Un colosse : l'histoire vraie du paysan devenu lutteur

Le roman noir social de côté pour cette occasion, Pascal Dessaint se met au conte historique à travers Un colosse. Et avec une certaine aisance, il faut le reconnaître. L'auteur du Bal des frelons, c'est vrai, n'est pas non plus un nouveau venu, il a la technique, il a le sens de la narration et quand il s'empare d'une histoire, normalement ça ronronne comme il se doit. Ici, il s'est donc intéressé à un personnage réel, Jean-Pierre Mazas, né en 1847, mort en 1901. Vous ne connaissez pas ce monsieur ? Ne vous sentez pas seul, il n'a rien inventé, il n'a pas révolutionné le code pénal, pas sauvé l'humanité grâce à un médicament, pas plus qu'il n'a gravi un incroyable sommet de l'Himalaya... non, Jean-Pierre Mazas était un géant du sud-ouest de la France. Mais un vrai géant ! 2 m 20. A l'époque, cela ne pouvait passer inaperçu. Redoutable derrière le soc de sa charrue, plus rapide qu'aucun autre agriculteur pour tracer son sillon, Jean-Pierre Mazas se fait évidemment remarquer pour sa force herculéenne : "du sol il sort la racine d'un chêne comme on arrache une dent de lait. Le vieux meunier ne sait comment vider sa charrette. Son commis est souffrant. Qu'à cela ne tienne ! Les sac de farine font 100 kilos mais, un sac sous chaque bras, en peu de temps la grange est pleine..." Pas commun.
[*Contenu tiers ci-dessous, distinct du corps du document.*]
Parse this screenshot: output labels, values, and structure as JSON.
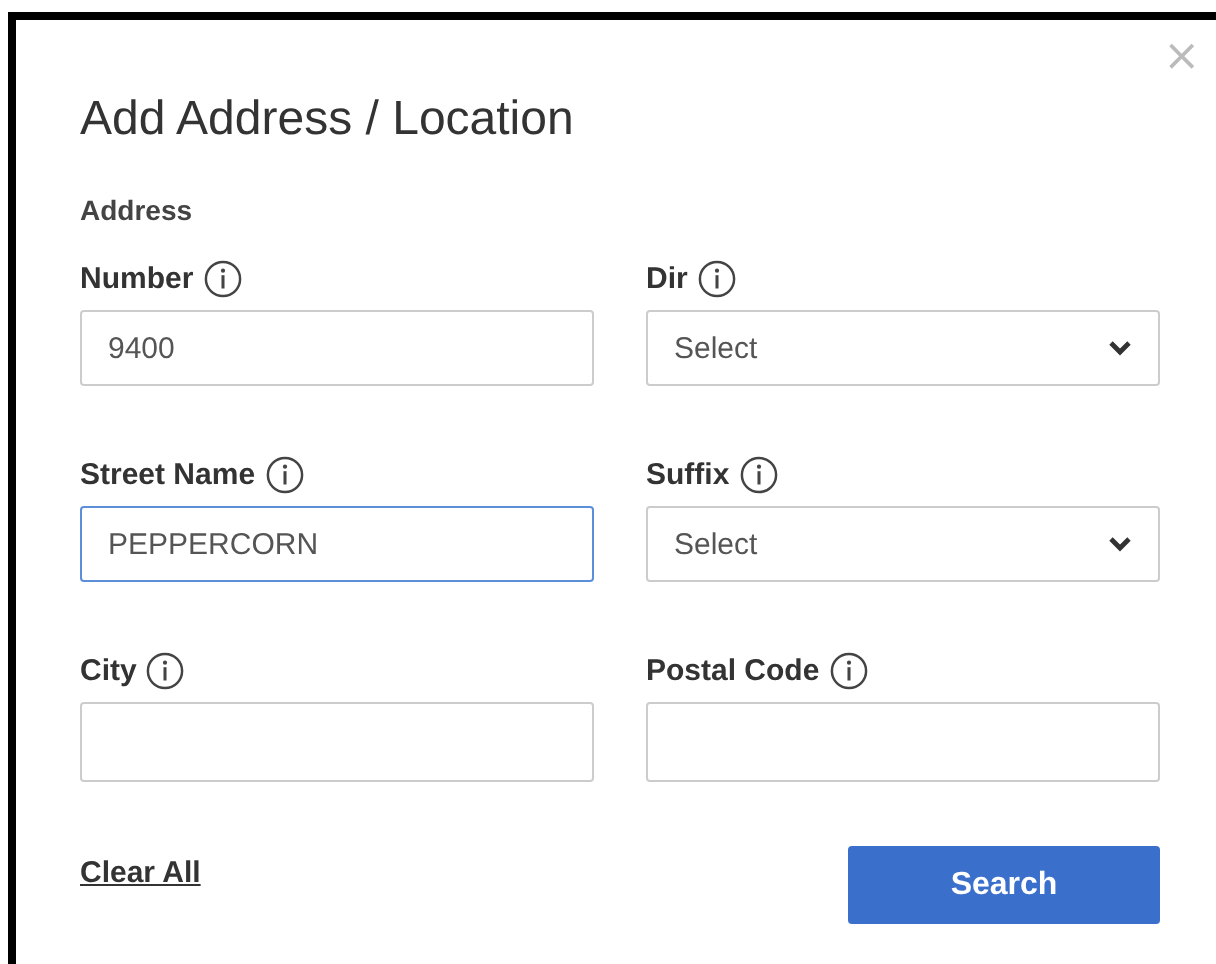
{
  "dialog": {
    "title": "Add Address / Location",
    "close": "×"
  },
  "section": "Address",
  "fields": [
    {
      "kind": "text",
      "label": "Number",
      "value": "9400",
      "focused": false
    },
    {
      "kind": "select",
      "label": "Dir",
      "value": "Select",
      "focused": false
    },
    {
      "kind": "text",
      "label": "Street Name",
      "value": "PEPPERCORN",
      "focused": true
    },
    {
      "kind": "select",
      "label": "Suffix",
      "value": "Select",
      "focused": false
    },
    {
      "kind": "text",
      "label": "City",
      "focused": false
    },
    {
      "kind": "text",
      "label": "Postal Code",
      "focused": false
    }
  ],
  "actions": {
    "clear": "Clear All",
    "search": "Search"
  }
}
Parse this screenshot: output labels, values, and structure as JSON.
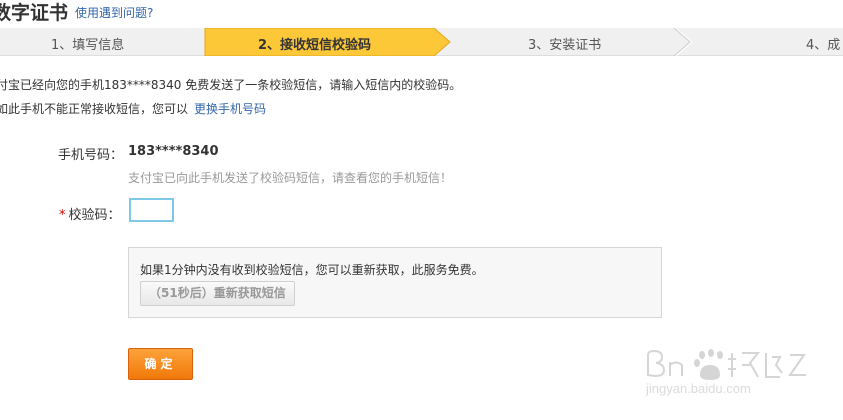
{
  "header": {
    "title": "数字证书",
    "help_link": "使用遇到问题?"
  },
  "steps": [
    {
      "label": "1、填写信息"
    },
    {
      "label": "2、接收短信校验码",
      "active": true
    },
    {
      "label": "3、安装证书"
    },
    {
      "label": "4、成"
    }
  ],
  "info": {
    "line1": "付宝已经向您的手机183****8340 免费发送了一条校验短信，请输入短信内的校验码。",
    "line2": "如此手机不能正常接收短信，您可以",
    "change_phone_link": "更换手机号码"
  },
  "form": {
    "phone_label": "手机号码：",
    "phone_value": "183****8340",
    "phone_hint": "支付宝已向此手机发送了校验码短信，请查看您的手机短信！",
    "required_mark": "*",
    "code_label": "校验码：",
    "code_value": ""
  },
  "resend": {
    "text": "如果1分钟内没有收到校验短信，您可以重新获取，此服务免费。",
    "button_label": "（51秒后）重新获取短信"
  },
  "confirm_label": "确定",
  "watermark": {
    "logo_text": "Bai du 经验",
    "url": "jingyan.baidu.com"
  },
  "colors": {
    "accent_link": "#3366aa",
    "active_step": "#fcc838",
    "confirm_button": "#f1780a",
    "input_border": "#7ec8e8"
  }
}
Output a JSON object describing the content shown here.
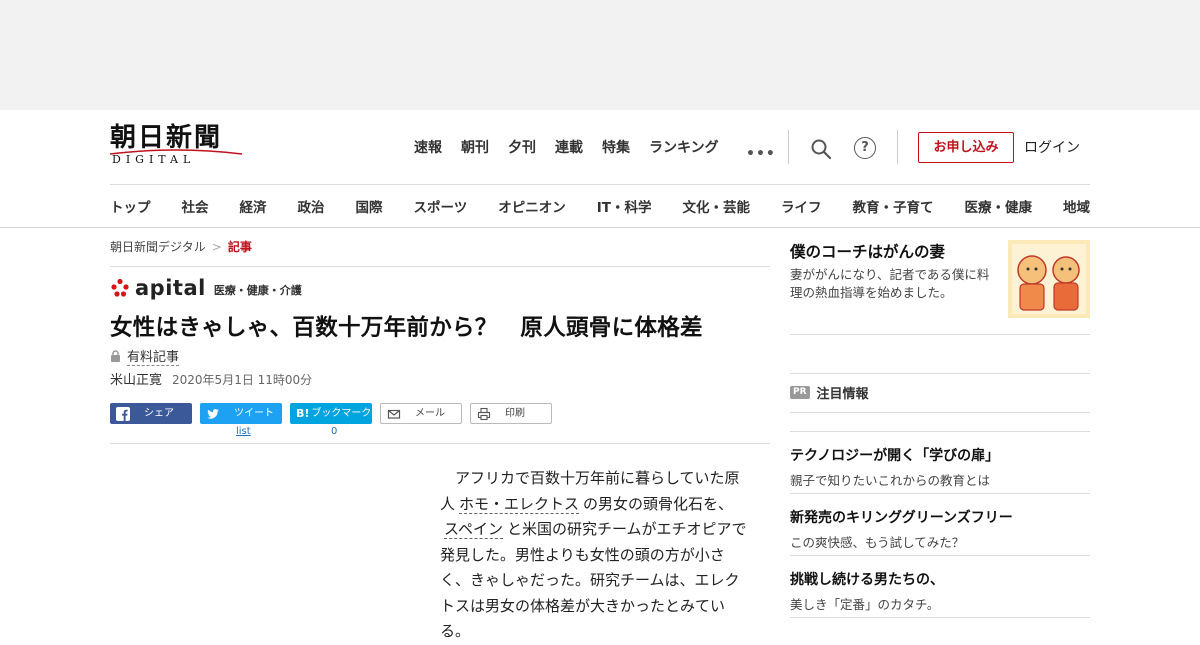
{
  "site": {
    "logo_main": "朝日新聞",
    "logo_sub": "DIGITAL"
  },
  "top_nav": [
    "速報",
    "朝刊",
    "夕刊",
    "連載",
    "特集",
    "ランキング"
  ],
  "header_actions": {
    "more_icon": "•••",
    "help_icon": "?",
    "apply_label": "お申し込み",
    "login_label": "ログイン"
  },
  "categories": [
    "トップ",
    "社会",
    "経済",
    "政治",
    "国際",
    "スポーツ",
    "オピニオン",
    "IT・科学",
    "文化・芸能",
    "ライフ",
    "教育・子育て",
    "医療・健康",
    "地域"
  ],
  "breadcrumb": {
    "home": "朝日新聞デジタル",
    "separator": ">",
    "current": "記事"
  },
  "section": {
    "brand": "apital",
    "category": "医療・健康・介護"
  },
  "article": {
    "headline": "女性はきゃしゃ、百数十万年前から？　原人頭骨に体格差",
    "paid_label": "有料記事",
    "author": "米山正寛",
    "date": "2020年5月1日 11時00分",
    "body_lead": "アフリカで百数十万年前に暮らしていた原人",
    "body_link1": "ホモ・エレクトス",
    "body_mid1": "の男女の頭骨化石を、",
    "body_link2": "スペイン",
    "body_rest": "と米国の研究チームがエチオピアで発見した。男性よりも女性の頭の方が小さく、きゃしゃだった。研究チームは、エレクトスは男女の体格差が大きかったとみている。"
  },
  "share": {
    "facebook": "シェア",
    "twitter": "ツイート",
    "hatena": "ブックマーク",
    "hatena_glyph": "B!",
    "mail": "メール",
    "print": "印刷",
    "twitter_count": "list",
    "hatena_count": "0"
  },
  "sidebar": {
    "promo_title": "僕のコーチはがんの妻",
    "promo_desc": "妻ががんになり、記者である僕に料理の熱血指導を始めました。",
    "pr_badge": "PR",
    "pr_heading": "注目情報",
    "pr_items": [
      {
        "title": "テクノロジーが開く「学びの扉」",
        "desc": "親子で知りたいこれからの教育とは"
      },
      {
        "title": "新発売のキリンググリーンズフリー",
        "desc": "この爽快感、もう試してみた？"
      },
      {
        "title": "挑戦し続ける男たちの、",
        "desc": "美しき「定番」のカタチ。"
      }
    ]
  },
  "colors": {
    "accent_red": "#c0121c",
    "facebook": "#3b5998",
    "twitter": "#1da1f2",
    "hatena": "#00a4de"
  }
}
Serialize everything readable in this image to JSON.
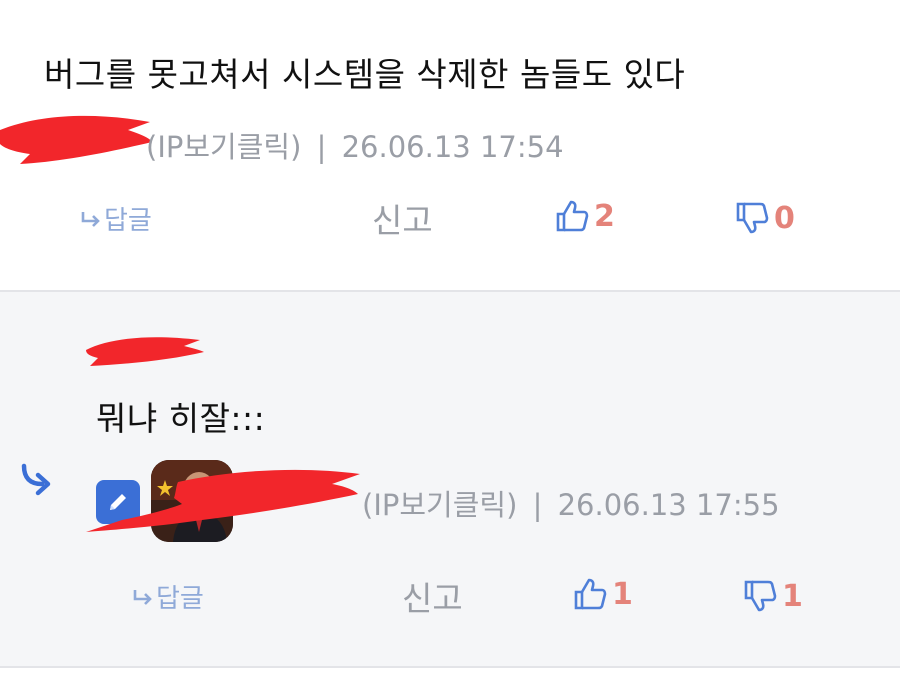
{
  "comments": [
    {
      "text": "버그를 못고쳐서 시스템을 삭제한 놈들도 있다",
      "ip_label": "(IP보기클릭)",
      "separator": "|",
      "timestamp": "26.06.13 17:54",
      "reply_label": "답글",
      "report_label": "신고",
      "upvotes": "2",
      "downvotes": "0"
    },
    {
      "text": "뭐냐 히잘:::",
      "is_reply": true
    },
    {
      "ip_label": "(IP보기클릭)",
      "separator": "|",
      "timestamp": "26.06.13 17:55",
      "reply_label": "답글",
      "report_label": "신고",
      "upvotes": "1",
      "downvotes": "1"
    }
  ],
  "colors": {
    "accent_blue": "#3b6fd6",
    "link_blue": "#8fa9d8",
    "vote_count_red": "#e4837a",
    "meta_gray": "#9a9ea6",
    "redaction_red": "#f2262b",
    "reply_background": "#f5f6f8"
  },
  "icons": {
    "reply": "reply-arrow-icon",
    "upvote": "thumbs-up-icon",
    "downvote": "thumbs-down-icon",
    "nested": "nested-reply-arrow-icon",
    "edit": "pencil-icon"
  }
}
Mais en cette grande époque des foires, des marchés et des débuts des sports de combat, fatalement, un jour, une troupe de lutteurs arrive au village et Mazas s'extrait de la foule pour monter sur un ring improvisé. Il gagne évidemment. Et c'est ici le début d'une autre histoire. D'une forme de gloire, pour cet être quasi difforme, parlant un français approximatif, vivant sur les terres d'un riche propriétaire. Il va enchaîner les combats contre des noms toujours clinquants, Le-taureau-de-la-Camargue,  L'Ours-des-Pyrénées, L'indomptable-Arlésien, Le-rempart-de-Bayonne... Le géant va faire parler ses muscles et l'incroyable envergure de ses bras pour gagner ces combats de lutte qui, malgré tout, demeurent corrects, loin des premières heures sanglantes de la boxe anglaise par exemple. De sa campagne, Mazas va découvrir, grâce au train, luxe impensable, Toulouse puis Paris. Avant l'accident. Plus de combats alors, juste une exhibition. pour quelques pièces, quelques regards malsains.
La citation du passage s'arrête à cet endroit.